NfkDumpling Sat 27-Jul-13 20:39:40

Good for your SiL. Getting embarrassed about it just makes him sound even lovelier! You must all be very proud of him.

Ana Sat 27-Jul-13 20:42:24

That was certainly very brave of him, when - it takes some courage to confront a drunken man in such a situation.

annsixty Sat 27-Jul-13 20:42:52

All credit to your SiL and I hope he isn't too upset by his experience Sometimes to act on impulse is scary but commendable.

Marelli Sat 27-Jul-13 21:56:37

Well done to him, when. He obviously followed his instincts. I hope that poor girl gives the boyfriend the heave-ho.

Sook Sat 27-Jul-13 22:31:34

Good for him when you must all be very proud of him.

glammanana Sat 27-Jul-13 22:39:13

Well done by your SIL when he sounds a lovely man you have every right to be very proud of him he sounds lovely.

Ella46 Sat 27-Jul-13 22:49:30

He sounds a lovely sil when, you must be proud of him flowers

grannyactivist Sat 27-Jul-13 22:58:10

When, I'm pleased that the situation was managed without harm coming to anyone - especially your son in law. The police are usually very twitchy about people intervening in difficult situations, but sometimes it just has to be done. I've been told off by the police for remonstrating with anti-social youths myself whilst waiting for them to arrive. I'm now under strict orders to stay indoors and wait for the police, but it goes against the grain.
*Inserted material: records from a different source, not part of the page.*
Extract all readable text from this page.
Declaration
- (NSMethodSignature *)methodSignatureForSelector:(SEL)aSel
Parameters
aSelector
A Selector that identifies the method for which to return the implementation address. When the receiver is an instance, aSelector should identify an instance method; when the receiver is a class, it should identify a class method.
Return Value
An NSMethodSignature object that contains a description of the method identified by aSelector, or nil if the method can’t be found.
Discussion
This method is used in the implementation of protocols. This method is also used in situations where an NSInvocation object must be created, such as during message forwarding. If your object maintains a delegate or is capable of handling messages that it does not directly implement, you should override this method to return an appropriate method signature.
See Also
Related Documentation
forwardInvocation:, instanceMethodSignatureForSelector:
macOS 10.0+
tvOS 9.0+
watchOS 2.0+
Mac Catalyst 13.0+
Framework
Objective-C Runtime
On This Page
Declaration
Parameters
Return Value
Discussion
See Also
whenim64 Sat 27-Jul-13 23:56:07

ga the police were nice to him and could see he had intervened because this man had already assaulted the woman. They phoned him later to say she has pressed charges, and she has gone to stay with a friend. Poor SiL has got to give a statement and might yet have to attend court. His friends are winding him up now, calling him Local Hero. He only told my daughter what happened because he came back without his purchases. She told his mum and me and then his sister and next thing everyone knew. Poor love, he just wants it all to go away.

NfkDumpling Sun 28-Jul-13 06:52:06

I fear one of the reasons people don't interfere is because of the hassle of giving statements and the worry they may have to attend court. All that hanging around waiting to be called and then being cross examined.

bluebell Sun 28-Jul-13 07:46:52

Goodness me Nfk- what a strange idea that people have time to think all that through whilst someone is needing help!! What is true is that witnesses often don't want to come forward after thr evrnt for a variety of readons but I don't think it applies to quick decisions about intervening.

Aka Sun 28-Jul-13 07:49:25

Yes Nfk I think people are reluctant for a variety of reasons and that is one of them.

Iam64 Sun 28-Jul-13 13:45:28

Good to read about your sil when. I'm so pleased he is ok, and that the young woman is pressing charges. I wish more people would intervene as he did, but I do realise that the dreadful incidents when people going to help have been hurt is a deterrent.

Movedalot Sun 28-Jul-13 13:50:43

I think he just did what was instinctive, what a nice chap, good for him. Sounds like he is very modest about it too. I hope if I ever need help that someone like him will be around.

Bags Sun 28-Jul-13 14:26:15

Well done that man! Amazing story, when. You must all be proud of him.

whenim64 Sun 28-Jul-13 14:53:23

Just seen him at lunchtime - he assured me he would have left it in my hands if I had been with him! grin

HildaW Sun 28-Jul-13 14:59:28

whenin64...what a lovely story and you are very lucky to have someone like that in your family. He sounds a true crown amongst men.